Kurz vor dem Ziel erwischte es Boris Herrmann doch noch. Er kollidierte mit einem Fischerboot.

© Jean-Marie Liot/Malizia

Etwas alleine zu machen, ist immer auch eine Abkehr. Man wendet sich ab von allen anderen – Zurückbleibenden, geliebten Menschen oder auch solchen, die es nicht verstehen, und von den Regeln der Gemeinschaft. Das ist riskant. Und eigentlich gibt es nur eine Sache, die einen solchen Akt rechtfertigt: Erfolg.

Was Erfolg ist? Die britische Vendée-Globe-Teilnehmerin Pip Hare formuliert es so: „Was mich am Solosegeln reizt, ist, dass es mir erlaubt, die beste Version von mir selbst zu werden.“

Selbst übertroffen hat sich auch Boris Herrmann auf seinem Solotrip um den Erdball. Er war auf dem Weg zu einer sportlichen Sensation, als er 80 Meilen vor dem Ziel in stockfinsterer Nacht mit einem Fischerboot kollidierte. Das machte sämtliche Hoffnungen zunichte, als möglicher Sieger zum Ausgangspunkt seiner Nonstop-Reise zurückzukehren. Nach 80 Tagen auf See stand er kurz davor, als Dritter in Les Sables d’Olonne empfangen zu werden, dem Badeort südlich von Nantes.

Erster im Ziel. Charlie Dalin überquerte die Ziellinie nach über 80 Tagen, 6 Stunden, 15 Minuten und 47 Sekunden. Als Sieger durfte er sich aber noch nicht fühlen.
Erster im Ziel. Charlie Dalin überquerte die Ziellinie nach über 80 Tagen, 6 Stunden, 15 Minuten und 47 Sekunden. Als Sieger durfte er sich aber noch nicht fühlen.

© dpa

Die Ankunft des Ersten, Charlie Dalin, war am Mittwochabend, um 20.35 Uhr erfolgt. Als Zweiter kam Louis Burton um kurz vor Mitternacht an. Durch eine Zeitgutschrift von sechs Stunden hätte Herrmann einen von ihnen oder beide im Endergebnis verdrängen können, wenn er nicht infolge der Kollision nur noch mit acht Knoten weitergesegelt wäre statt mit 20 Knoten wie zuvor.

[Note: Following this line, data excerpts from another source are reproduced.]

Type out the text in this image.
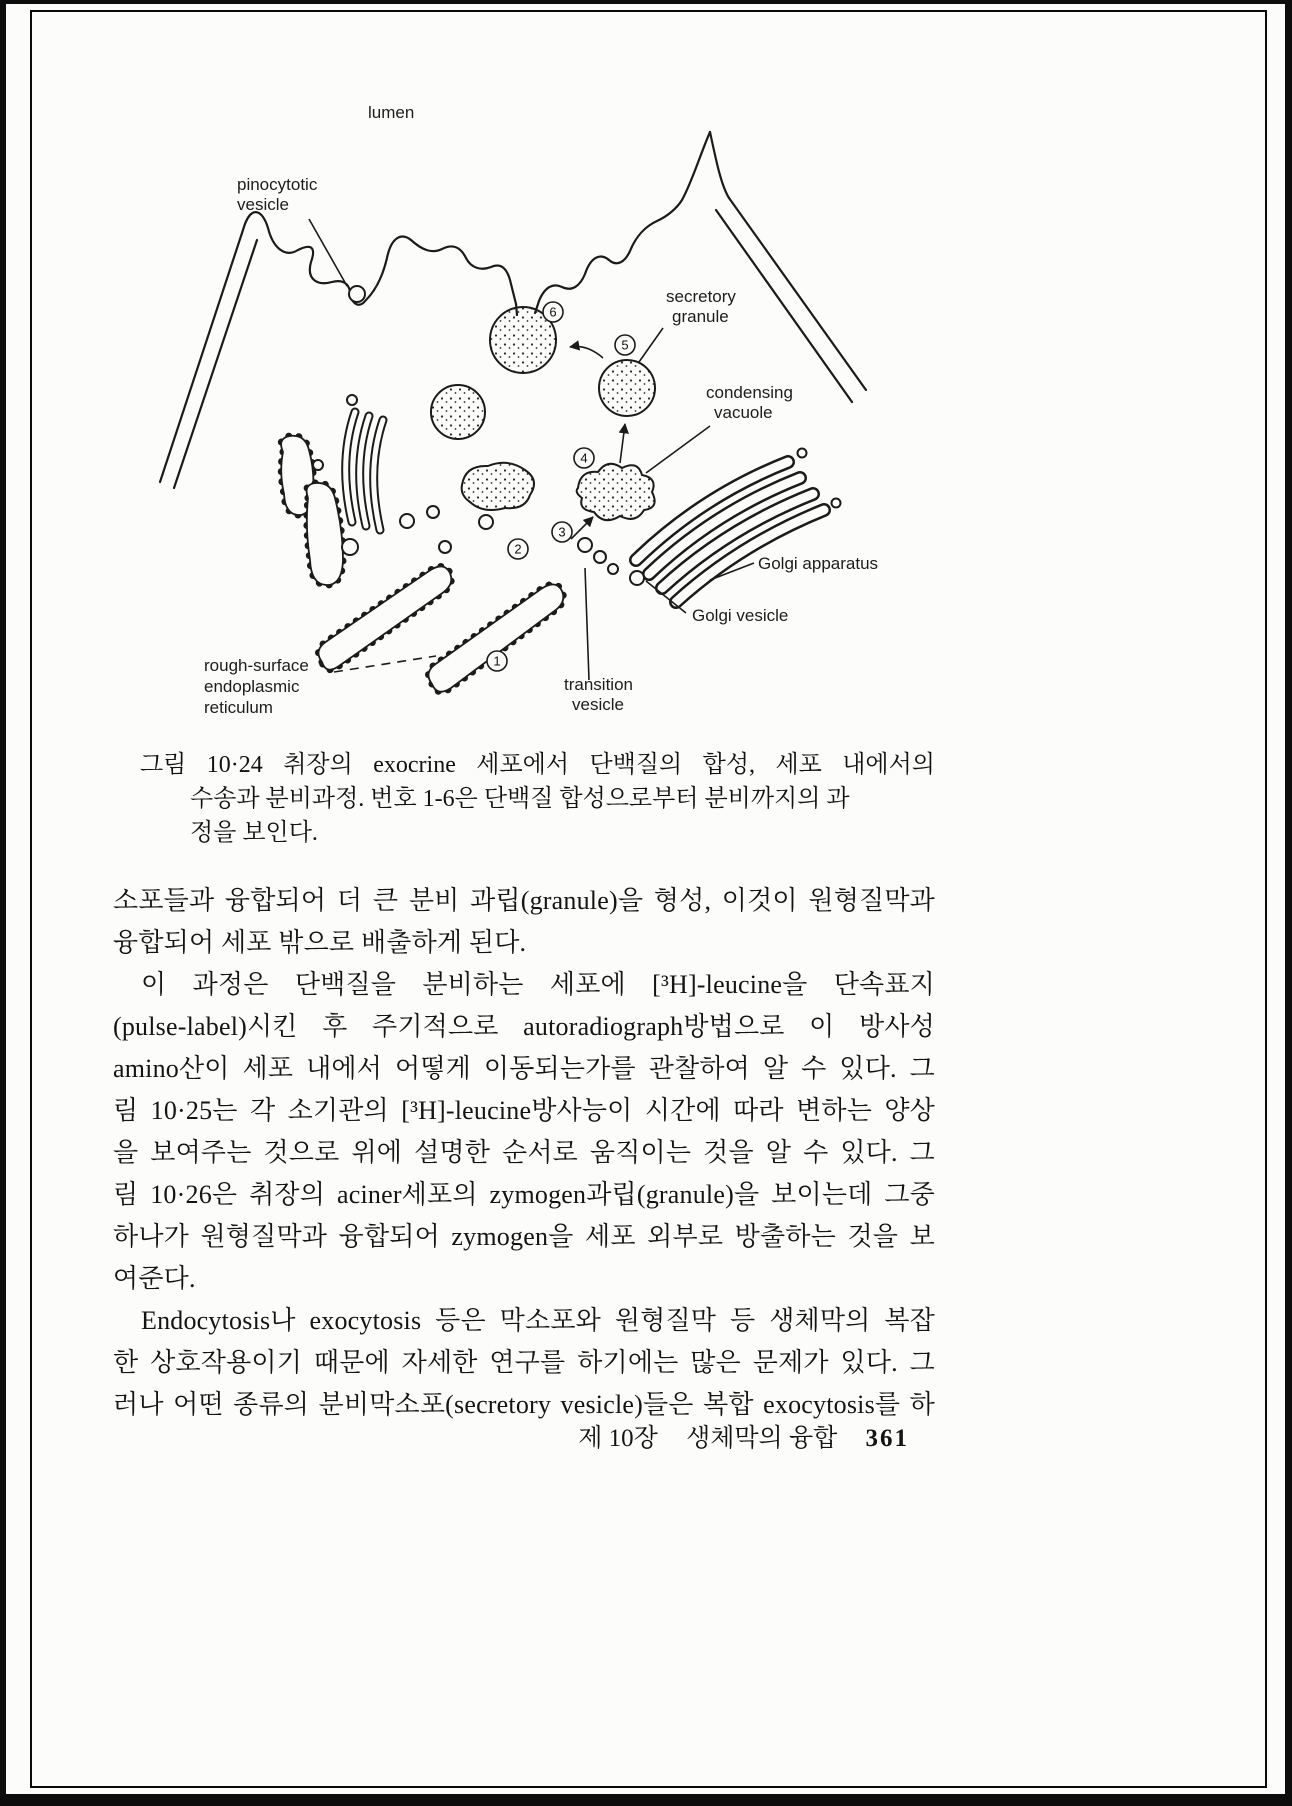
1
2
3
4
5
6
lumen
pinocytotic
vesicle
secretory
granule
condensing
vacuole
Golgi apparatus
Golgi vesicle
rough-surface
endoplasmic
reticulum
transition
vesicle
그림 10·24 취장의 exocrine 세포에서 단백질의 합성, 세포 내에서의
수송과 분비과정. 번호 1-6은 단백질 합성으로부터 분비까지의 과
정을 보인다.
소포들과 융합되어 더 큰 분비 과립(granule)을 형성, 이것이 원형질막과
융합되어 세포 밖으로 배출하게 된다.
이 과정은 단백질을 분비하는 세포에 [³H]-leucine을 단속표지
(pulse-label)시킨 후 주기적으로 autoradiograph방법으로 이 방사성
amino산이 세포 내에서 어떻게 이동되는가를 관찰하여 알 수 있다. 그
림 10·25는 각 소기관의 [³H]-leucine방사능이 시간에 따라 변하는 양상
을 보여주는 것으로 위에 설명한 순서로 움직이는 것을 알 수 있다. 그
림 10·26은 취장의 aciner세포의 zymogen과립(granule)을 보이는데 그중
하나가 원형질막과 융합되어 zymogen을 세포 외부로 방출하는 것을 보
여준다.
Endocytosis나 exocytosis 등은 막소포와 원형질막 등 생체막의 복잡
한 상호작용이기 때문에 자세한 연구를 하기에는 많은 문제가 있다. 그
러나 어떤 종류의 분비막소포(secretory vesicle)들은 복합 exocytosis를 하
제 10장 생체막의 융합 361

Das Resultat stand jedoch erst fest, als Yannick Bestaven in den frühen Morgenstunden die Ziellinie überquerte. Dessen Zeiterstattung von über zehn Stunden machte den 46-jährigen „Maitre CoQ“-Skipper aus La Rochelle zum Sieger. So hat abermals ein Franzose dieses Rennen gewonnen, das erstmals 1989 gestartet worden war.

Dem 39-jährigen Deutschen ist trotz seines Rückschlags mehr als nur ein sportlicher Erfolg gelungen. Er hat Maßstäbe gesetzt in diesem Rennen mit seiner offenen Art, die Außenwelt an den Strapazen seiner Tortur du Monde teilhaben zu lassen. Er wurde zu einem Publikumsliebling, weil er seine Ängste und Skrupel nicht hinter der Maske des unerschütterlichen Profis verbarg.

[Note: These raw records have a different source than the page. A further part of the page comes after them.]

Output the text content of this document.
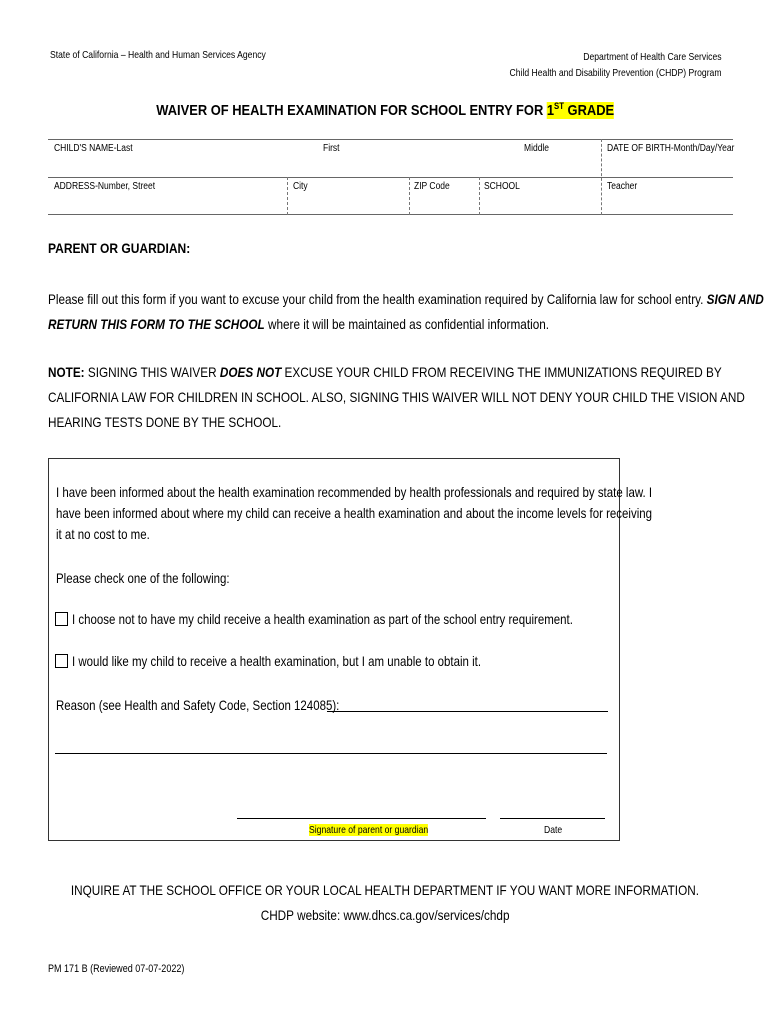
State of California – Health and Human Services Agency	Department of Health Care Services
Child Health and Disability Prevention (CHDP) Program
WAIVER OF HEALTH EXAMINATION FOR SCHOOL ENTRY FOR 1ST GRADE
CHILD'S NAME-Last	First	Middle	DATE OF BIRTH-Month/Day/Year
ADDRESS-Number, Street	City	ZIP Code	SCHOOL	Teacher
PARENT OR GUARDIAN:
Please fill out this form if you want to excuse your child from the health examination required by California law for school entry. SIGN AND
RETURN THIS FORM TO THE SCHOOL where it will be maintained as confidential information.
NOTE: SIGNING THIS WAIVER DOES NOT EXCUSE YOUR CHILD FROM RECEIVING THE IMMUNIZATIONS REQUIRED BY
CALIFORNIA LAW FOR CHILDREN IN SCHOOL. ALSO, SIGNING THIS WAIVER WILL NOT DENY YOUR CHILD THE VISION AND
HEARING TESTS DONE BY THE SCHOOL.
I have been informed about the health examination recommended by health professionals and required by state law. I
have been informed about where my child can receive a health examination and about the income levels for receiving
it at no cost to me.
Please check one of the following:
I choose not to have my child receive a health examination as part of the school entry requirement.
I would like my child to receive a health examination, but I am unable to obtain it.
Reason (see Health and Safety Code, Section 124085):
Signature of parent or guardian	Date
INQUIRE AT THE SCHOOL OFFICE OR YOUR LOCAL HEALTH DEPARTMENT IF YOU WANT MORE INFORMATION.
CHDP website: www.dhcs.ca.gov/services/chdp
PM 171 B (Reviewed 07-07-2022)
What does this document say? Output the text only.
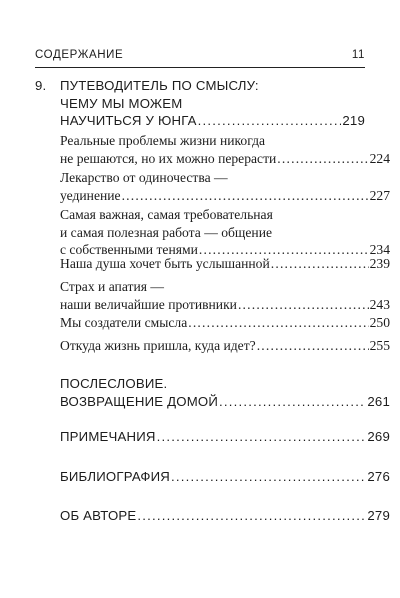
СОДЕРЖАНИЕ	11
9.	ПУТЕВОДИТЕЛЬ ПО СМЫСЛУ:
ЧЕМУ МЫ МОЖЕМ
НАУЧИТЬСЯ У ЮНГА .....	219
Реальные проблемы жизни никогда
не решаются, но их можно перерасти .....	224
Лекарство от одиночества —
уединение .....	227
Самая важная, самая требовательная
и самая полезная работа — общение
с собственными тенями .....	234
Наша душа хочет быть услышанной .....	239
Страх и апатия —
наши величайшие противники .....	243
Мы создатели смысла .....	250
Откуда жизнь пришла, куда идет? .....	255
ПОСЛЕСЛОВИЕ.
ВОЗВРАЩЕНИЕ ДОМОЙ .....	261
ПРИМЕЧАНИЯ .....	269
БИБЛИОГРАФИЯ .....	276
ОБ АВТОРЕ .....	279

Viele Menschen in Deutschland, aber auch in Frankreich und in zahllosen anderen segelbegeisterten Ländern konnten sich mit ihm identifizieren, weil er komplizierte Dinge einfach aussehen ließ und einfachen Beobachtungen Tiefe gab. Wie dem Flug eines Albatros. Man sah einen Athleten im Dauerstress, der seine kindischen Seiten zeigte, wenn er sich kichernd über die plötzliche Nähe zu einem Konkurrenten freute, dessen Segel am Horizont auftauchten. Dabei war er durchaus mit der Vorstellung aufgebrochen, nur gut sein zu können, wenn er alles unter Kontrolle behielt.

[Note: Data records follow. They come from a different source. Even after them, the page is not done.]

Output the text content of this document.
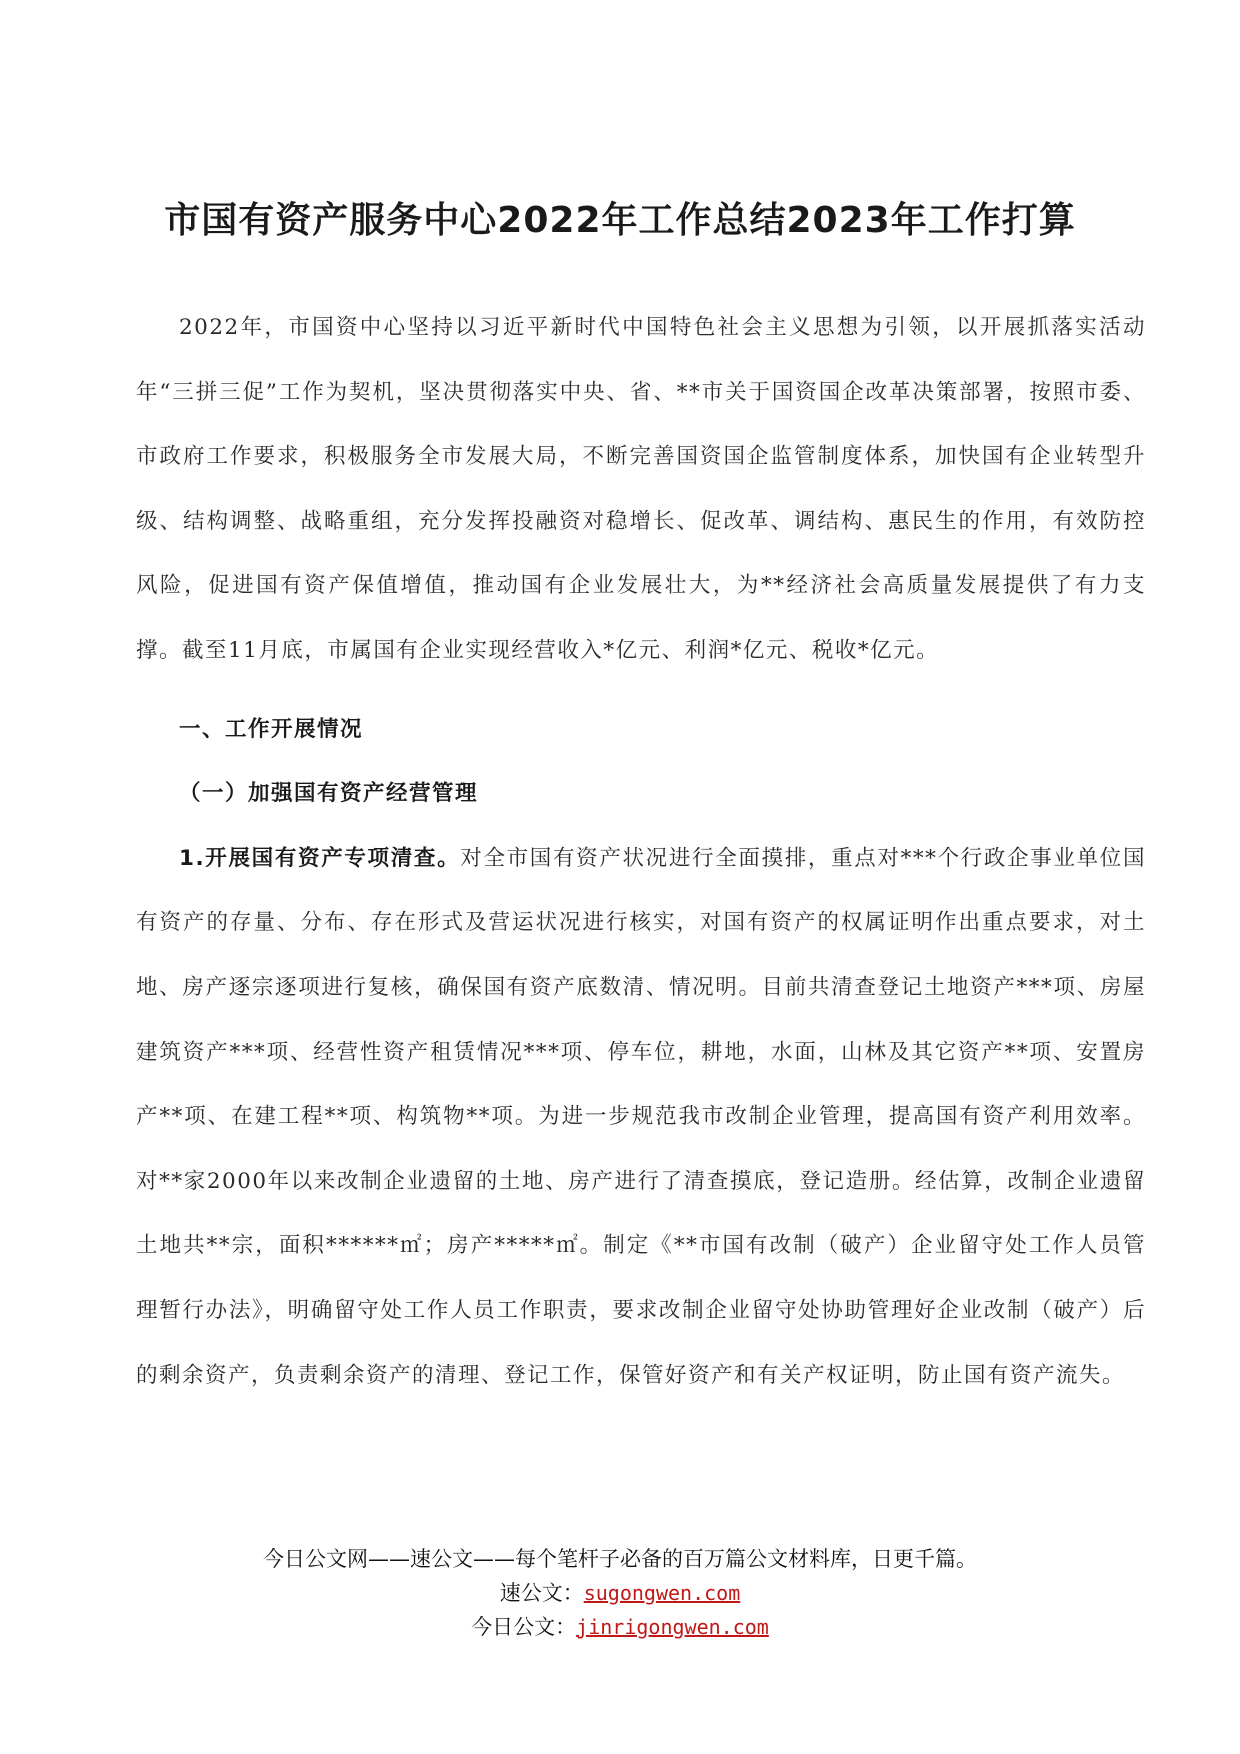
市国有资产服务中心2022年工作总结2023年工作打算

2022年，市国资中心坚持以习近平新时代中国特色社会主义思想为引领，以开展抓落实活动年“三拼三促”工作为契机，坚决贯彻落实中央、省、**市关于国资国企改革决策部署，按照市委、市政府工作要求，积极服务全市发展大局，不断完善国资国企监管制度体系，加快国有企业转型升级、结构调整、战略重组，充分发挥投融资对稳增长、促改革、调结构、惠民生的作用，有效防控风险，促进国有资产保值增值，推动国有企业发展壮大，为**经济社会高质量发展提供了有力支撑。截至11月底，市属国有企业实现经营收入*亿元、利润*亿元、税收*亿元。

一、工作开展情况

（一）加强国有资产经营管理

1.开展国有资产专项清查。对全市国有资产状况进行全面摸排，重点对***个行政企事业单位国有资产的存量、分布、存在形式及营运状况进行核实，对国有资产的权属证明作出重点要求，对土地、房产逐宗逐项进行复核，确保国有资产底数清、情况明。目前共清查登记土地资产***项、房屋建筑资产***项、经营性资产租赁情况***项、停车位，耕地，水面，山林及其它资产**项、安置房产**项、在建工程**项、构筑物**项。为进一步规范我市改制企业管理，提高国有资产利用效率。对**家2000年以来改制企业遗留的土地、房产进行了清查摸底，登记造册。经估算，改制企业遗留土地共**宗，面积******㎡；房产*****㎡。制定《**市国有改制（破产）企业留守处工作人员管理暂行办法》，明确留守处工作人员工作职责，要求改制企业留守处协助管理好企业改制（破产）后的剩余资产，负责剩余资产的清理、登记工作，保管好资产和有关产权证明，防止国有资产流失。

今日公文网——速公文——每个笔杆子必备的百万篇公文材料库，日更千篇。
速公文：sugongwen.com
今日公文：jinrigongwen.com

Hier noch überglücklich. Boris Herrmann und die Extreme auf See: „Was es so schwierig macht, ist das Dazwischen.“
Hier noch überglücklich. Boris Herrmann und die Extreme auf See: „Was es so schwierig macht, ist das Dazwischen.“

© Boris Herrmann/Seaexplorer/YC de Monaco

Es zeigte sich schnell, dass das nicht funktionierte. Gleich zu Beginn der 30 000-Meilen-Strecke verpasste Herrmann in einer Sturmfront östlich der Azoren den Moment für ein beherztes Manöver und verlor Anschluss an die Spitzengruppe, die scharf nach Süden abgebogen war und damit die Leichtwindzone umging, die auf der Rückseite des Sturms wartete. Der Abstand wurde nicht uneinholbar groß, aber Herrmann haderte mit seiner defensiven Handhabung des Boots.

In der aufgeladenen Atmosphäre des tropischen Gewittertiefs, das sich ihm bald darauf in den Weg legte, fragte sich Herrmann, wie er sein empfindliches Gerät heil durch Winde steuern sollte, die es zu zerreißen drohten. Er wusste um sein vorsichtiges Temperament, aber es ist schwer, es für ein Konzept zu halten, wenn die Konkurrenz davonfegt.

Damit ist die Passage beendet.